3. Jika kejadian ruptura uteri lebih lama terjadi, akan timbul gejala-gejala metwarisme dan defenci musculare sehingga sulit untuk dapat meraba episode janin.
Prognosis
Ruptura uteri merupakan malapetaka untuk ibu maupun janin oleh karena itu tindakan pencegahan sangat penting dilakukan setiap ibu bersalin yang disangka akan mengalami distosia, karena kelainan letak janin, atau pernah mengalami tindakan operatif pada uterus menyerupai seksio sesarea, memektomi dan lain-lain, harus diawali dengan cermat. Hal ini perlu dilakukan supaya tindakan dapat segera dilakukan bila timbul gejala-gejala ruptura uteri membakar, sehingga ruptura uteri dicegah terjadinya pada waktu yang tepat.
Penanganan
1. Pertolongan yang tepat untuk ruptura uteri yaitu laporotomi sebelumnya penderita diberi trasfusi darah atau sekurang-kurangnya infus cairan garam fisiologik/ringer laktat untuk mencegah terjadinnya syok hipovolemik.

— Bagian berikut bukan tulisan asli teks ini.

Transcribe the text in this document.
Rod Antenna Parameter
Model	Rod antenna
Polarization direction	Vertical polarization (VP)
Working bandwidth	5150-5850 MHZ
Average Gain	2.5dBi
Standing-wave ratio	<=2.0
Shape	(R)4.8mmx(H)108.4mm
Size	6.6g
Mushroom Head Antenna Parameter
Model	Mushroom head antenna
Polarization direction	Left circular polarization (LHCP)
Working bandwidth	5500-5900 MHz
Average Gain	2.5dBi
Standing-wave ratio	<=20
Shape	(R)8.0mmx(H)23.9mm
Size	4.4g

2. Umumyna histerektomi dilakukan setelah janin yang berada dalam rongga perut dikeluarkan. Penjahitan luka robekan hanya dilakukan pada kasus-kasus khusus, dimana pinggir robekan masih segar dan rata, serta tidak terlihat adanya tanda-tanda abuh dan tidak terdapat jaringan yang rapuh dan nekrosis. Histerorofi pada ibu-ibu yang sudah mempunyai cukup anak dianjurkan untuk dilakkan pula tubektomi pada kedua tuba (primary), sedang bagi ibu-ibu yang belum mempunyai anak atau belum merasa lengkap keluarganya dianjurkan untuk orang pada persalinan berikutnya untuk dilakukan seksio sesaria primer.